5. Cooling Stage of Molten Glass: The homogenized high-temperature molten glass needs to be cooled to a viscosity range suitable for fiber forming (drawing or blowing) (approximately 1000~1300°C). The cooling process requires strict control of the temperature gradient and cooling rate to ensure that the thermal uniformity of the molten glass is not disrupted and to achieve the precise viscosity required for forming.
Core Melting Equipment
The above high-temperature melting process relies on a specialized melting equipment system
1. Melting Furnace: The core thermal equipment for glass melting, typically a continuously operating pool furnace (such as a unit furnace, electric assisted melting furnace, or all-electric melting furnace). Its refractory-constructed molten pool contains the batch material, and a high-temperature environment is provided by the combustion flame or electrodes, allowing the batch material to undergo various melting stages. Strict zone control of temperature, atmosphere, and pressure is required within the furnace.
2. Auxiliary Equipment:
(1) Feeder: Continuously, uniformly, and stably feeds the batch material into the furnace's feed port, ensuring stable furnace operation and molten glass quality.

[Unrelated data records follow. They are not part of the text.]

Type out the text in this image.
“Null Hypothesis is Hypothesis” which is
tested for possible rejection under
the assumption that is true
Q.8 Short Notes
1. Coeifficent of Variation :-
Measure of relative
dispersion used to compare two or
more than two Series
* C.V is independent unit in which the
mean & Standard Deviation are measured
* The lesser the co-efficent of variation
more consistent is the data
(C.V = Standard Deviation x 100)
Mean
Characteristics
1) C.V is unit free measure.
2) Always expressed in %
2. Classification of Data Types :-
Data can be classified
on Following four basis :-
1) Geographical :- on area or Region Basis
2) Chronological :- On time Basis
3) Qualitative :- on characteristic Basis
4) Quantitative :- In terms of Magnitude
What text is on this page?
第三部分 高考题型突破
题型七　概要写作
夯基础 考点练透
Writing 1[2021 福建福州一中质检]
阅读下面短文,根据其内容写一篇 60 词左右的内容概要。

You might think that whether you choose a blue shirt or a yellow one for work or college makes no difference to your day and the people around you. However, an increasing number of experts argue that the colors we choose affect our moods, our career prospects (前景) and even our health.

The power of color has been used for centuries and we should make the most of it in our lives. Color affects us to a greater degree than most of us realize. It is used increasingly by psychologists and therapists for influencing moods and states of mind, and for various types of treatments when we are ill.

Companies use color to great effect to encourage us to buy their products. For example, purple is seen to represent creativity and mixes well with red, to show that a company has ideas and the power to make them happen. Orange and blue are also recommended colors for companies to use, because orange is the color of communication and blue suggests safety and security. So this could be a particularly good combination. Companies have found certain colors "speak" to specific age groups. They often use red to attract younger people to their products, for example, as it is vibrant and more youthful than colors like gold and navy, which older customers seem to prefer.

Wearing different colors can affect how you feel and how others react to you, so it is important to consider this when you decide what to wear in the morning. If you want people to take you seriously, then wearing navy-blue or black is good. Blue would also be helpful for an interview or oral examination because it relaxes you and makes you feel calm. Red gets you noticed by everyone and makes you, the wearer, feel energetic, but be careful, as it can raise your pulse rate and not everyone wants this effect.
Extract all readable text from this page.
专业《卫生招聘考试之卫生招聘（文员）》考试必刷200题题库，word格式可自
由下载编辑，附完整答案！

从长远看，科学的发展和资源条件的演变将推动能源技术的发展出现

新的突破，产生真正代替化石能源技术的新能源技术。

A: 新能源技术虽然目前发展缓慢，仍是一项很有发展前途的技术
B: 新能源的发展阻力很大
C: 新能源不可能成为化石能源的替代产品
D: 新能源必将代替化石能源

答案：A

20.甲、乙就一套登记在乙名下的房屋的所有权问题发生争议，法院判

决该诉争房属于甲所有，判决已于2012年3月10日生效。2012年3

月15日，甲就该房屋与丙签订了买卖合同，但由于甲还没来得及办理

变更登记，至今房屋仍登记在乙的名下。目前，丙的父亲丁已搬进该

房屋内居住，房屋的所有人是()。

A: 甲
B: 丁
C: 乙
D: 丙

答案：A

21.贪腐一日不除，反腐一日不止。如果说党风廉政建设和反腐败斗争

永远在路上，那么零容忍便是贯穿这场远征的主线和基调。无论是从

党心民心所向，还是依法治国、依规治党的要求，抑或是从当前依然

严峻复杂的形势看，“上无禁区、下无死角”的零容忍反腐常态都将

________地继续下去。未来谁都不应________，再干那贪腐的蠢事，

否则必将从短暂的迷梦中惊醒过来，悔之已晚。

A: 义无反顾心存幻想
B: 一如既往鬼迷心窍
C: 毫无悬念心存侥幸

(2) Bubbler: Installed at the bottom of the molten pool, it introduces gas (such as air, oxygen, or nitrogen) into the molten glass, forming an upward bubble flow that enhances convection and agitation of the molten glass, significantly promoting the clarification and homogenization process.
(3) Combustion System: Provides the heat energy required for melting. It typically includes:
Furnace Combustion System: Provides the main heat source for the furnace body (e.g., natural gas/heavy oil burner and control system).
Passage Combustion System: Provides heat for insulation or temperature regulation of the glass melt delivery channel (passage) connecting the furnace and forming equipment.
(4) Metal Heat Exchanger: Utilizes the waste heat from the high-temperature flue gas discharged from the furnace to preheat the combustion air (and sometimes the fuel gas), significantly improving the furnace's thermal efficiency and reducing fuel consumption.
Summary
In summary, the melting of fiberglass is a precisely controlled high-temperature physicochemical reaction process with five interconnected stages. The furnace and its sophisticated auxiliary equipment system together constitute the basic platform for realizing this complex process and producing high-quality glass melt, laying a crucial material foundation for subsequent fiber forming.